После отхода от Львова Тухачевский 23 августа приказал Конармии двинуться в рейд на Замостье. Сам он был против этого, осознав, что спасти Западный фронт от разгрома уже невозможно, и отдал приказ о рискованном наступлении конницы только по настоянию главкома С. С. Каменева. Конармия в итоге с трудом вырвалась из окружения и полностью разложилась, ознаменовав свой поход по польской территории масштабными еврейскими погромами. Писатель Исаак Бабель, служивший в редакции газеты "Красный кавалерист", во время злосчастного рейда на Замостье зафиксировал "начало конца 1-й Конной". Он отмечал, что "комсостав подавлен" и появились "грозные признаки разложения". Еще хуже было положение в соседней 12-й армии. Бабель описал его следующим образом:
"Заведение, которое называется 12-ой армией. На одного бойца - 4 тыловика, 2 дамы, 2 сундука с вещами, да и этот единственный боец не дерется. Двенадцатая армия губит фронт и Конармию, открывает наши фланги, заставляет затыкать собой все дыры. У них сдались в плен, открыли фронт уральский полк или башкирская бригада (ранее обе эти части были в колчаковской армии. - Б. С.). Паника позорная, армия небоеспособна. Типы солдат. Русский красноармеец-пехотинец - босой (как свидетельствует Пилсудский, босые солдаты не были редкостью и в польской армии. - Б. С.), не только не модернизованный, совсем "убогая Русь", странники, распухшие, обовшивевшие, низкорослые, голодные мужики... Слухи, а потом факты: захвачено загнанное во Владимир-Волынский тупик снабжение 1-ой Конной, наш штаб перешел в Луцк, захвачено у 12-ой армии масса пленных, имущества, армия бежит".
Не лучше обстояло дело и в Конармии. Как сообщал уполномоченный Реввоенсовета Зилист самому Ленину:
"1-я Конная армия и 6-я дивизия на своем пути уничтожали еврейское население, грабя и убивая на своем пути... Не отставала также и 44-я дивизия..."
Конармейцы 6-й дивизии, которой командовал И. Р. Апанасенко, зарезали военкома Г. Г. Шепелева, пытавшегося воспрепятствовать погромам. Несколько наиболее разложившихся полков пришлось разоружить, а несколько десятков зачинщиков - расстрелять. Продолжать войну при таком настроении войск было слишком рискованно. В дни Варшавского сражения завязался узел неприязненных отношений между Тухачевским, с одной стороны, и Ворошиловым и Буденным - с другой. В 37-м наступила трагическая развязка.

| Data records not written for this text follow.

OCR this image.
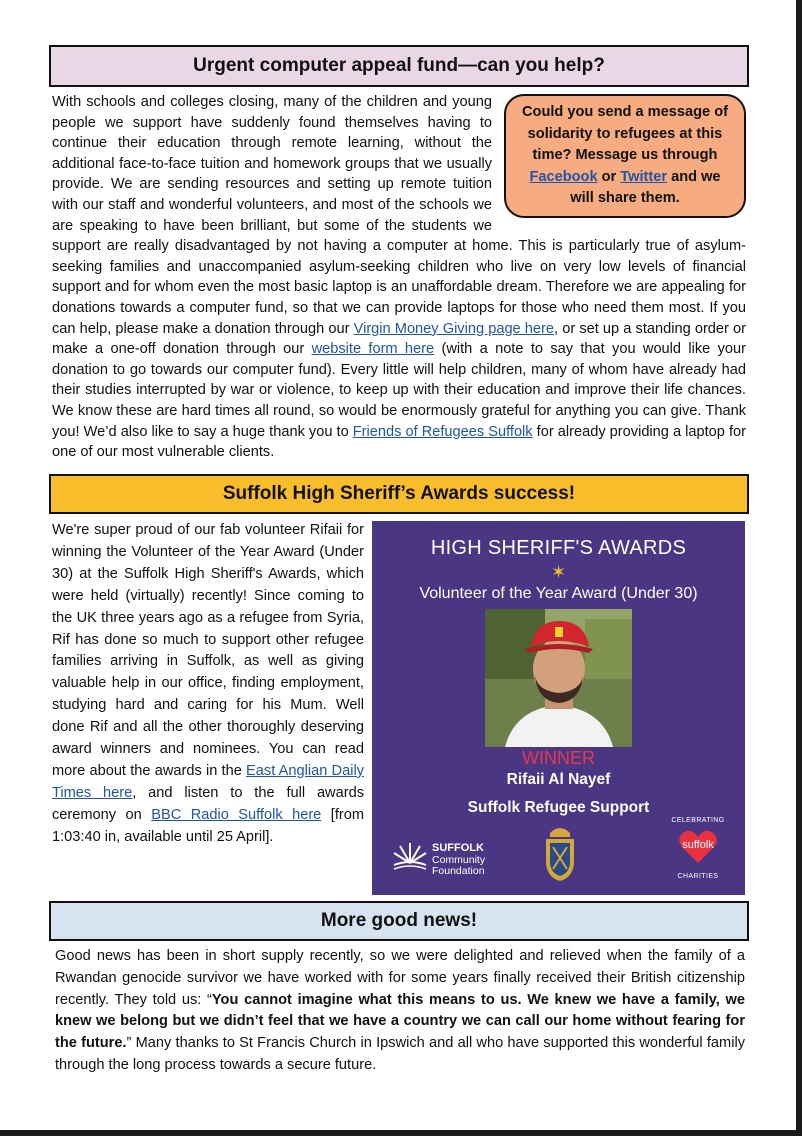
Urgent computer appeal fund—can you help?
Could you send a message of solidarity to refugees at this time? Message us through Facebook or Twitter and we will share them.
With schools and colleges closing, many of the children and young people we support have suddenly found themselves having to continue their education through remote learning, without the additional face-to-face tuition and homework groups that we usually provide. We are sending resources and setting up remote tuition with our staff and wonderful volunteers, and most of the schools we are speaking to have been brilliant, but some of the students we support are really disadvantaged by not having a computer at home. This is particularly true of asylum-seeking families and unaccompanied asylum-seeking children who live on very low levels of financial support and for whom even the most basic laptop is an unaffordable dream. Therefore we are appealing for donations towards a computer fund, so that we can provide laptops for those who need them most. If you can help, please make a donation through our Virgin Money Giving page here, or set up a standing order or make a one-off donation through our website form here (with a note to say that you would like your donation to go towards our computer fund). Every little will help children, many of whom have already had their studies interrupted by war or violence, to keep up with their education and improve their life chances. We know these are hard times all round, so would be enormously grateful for anything you can give. Thank you! We’d also like to say a huge thank you to Friends of Refugees Suffolk for already providing a laptop for one of our most vulnerable clients.
Suffolk High Sheriff’s Awards success!
We're super proud of our fab volunteer Rifaii for winning the Volunteer of the Year Award (Under 30) at the Suffolk High Sheriff's Awards, which were held (virtually) recently! Since coming to the UK three years ago as a refugee from Syria, Rif has done so much to support other refugee families arriving in Suffolk, as well as giving valuable help in our office, finding employment, studying hard and caring for his Mum. Well done Rif and all the other thoroughly deserving award winners and nominees. You can read more about the awards in the East Anglian Daily Times here, and listen to the full awards ceremony on BBC Radio Suffolk here [from 1:03:40 in, available until 25 April].
HIGH SHERIFF'S AWARDS
✶
Volunteer of the Year Award (Under 30)
WINNER
Rifaii Al Nayef
Suffolk Refugee Support
SUFFOLK
Community
Foundation
CELEBRATING
suffolk
CHARITIES
More good news!
Good news has been in short supply recently, so we were delighted and relieved when the family of a Rwandan genocide survivor we have worked with for some years finally received their British citizenship recently. They told us: “You cannot imagine what this means to us. We knew we have a family, we knew we belong but we didn’t feel that we have a country we can call our home without fearing for the future.” Many thanks to St Francis Church in Ipswich and all who have supported this wonderful family through the long process towards a secure future.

Много лет спустя Тухачевский обсуждал детали Варшавского сражения с Иссерсоном и Уборевичем. Иссерсон так передал содержание этого разговора:
"Иероним Петрович Уборевич спросил Тухачевского, почему он в эти критические дни на Висле не появился среди своих войск и не организовал лично их прорыва из окружения к северу от Варшавы. Уборевич сказал, что пробивался бы к своим войскам любыми средствами - на машине, на самолете, наконец, на лошади - и, взяв на себя непосредственное командование, вывел бы их из окружения... Подумав, Тухачевский ответил, что роль командующего фронтом тогда понималась иначе, и добавил, что сейчас, конечно, учить и воспитывать высший командный состав на этом примере нельзя и что в трудном положении высшие командующие должны брать на себя руководство войсками".
Думаю, что, отправься Тухачевский к своим разбитым войскам, ничего бы принципиально не изменилось ни в ходе советско-польской войны, ни в его собственной судьбе. Погибнуть в бою или попасть в плен у будущего маршала шансов было мало (в ходе Варшавской операции ни один из командующих армией Западного фронта не был ранен, убит или пленен). Разве только вспомнил бы опыт ротного офицера и повел с винтовкой в руках бойцов на прорыв. Будберг именно в вере молодых колчаковских генералов, что они "должны сами ходить в атаку и что в этом залог доверия к ним войск и боевого успеха", видел одну из причин краха белого дела:
"Командующий армией не имеет права размениваться в взводные командиры, ибо тогда останется без исполнителя огромная и важная сфера управления армией. Конечно, войска должны знать и верить в то, что когда обстановка прикажет, то все их начальники до самых верхов явятся к ним и разделят с ними и бой, и ночлег, и победу, и неудачу, и сытость, и голод. Те, кто говорят, что вид командующего армией, идущего с винтовкой в руках в атаку, одушевляет войска, говорят неправду, ибо в современном бою это увидят несколько десятков людей, не более, да и те едва ли разберут, кто это бежит среди них. Ореол начальника создается не этим; он создается доверием к знаниям и опыту начальника, уважением к его доблести, чести и высоким нравственным достоинствам и любовью к нему за его заботу о подчиненных".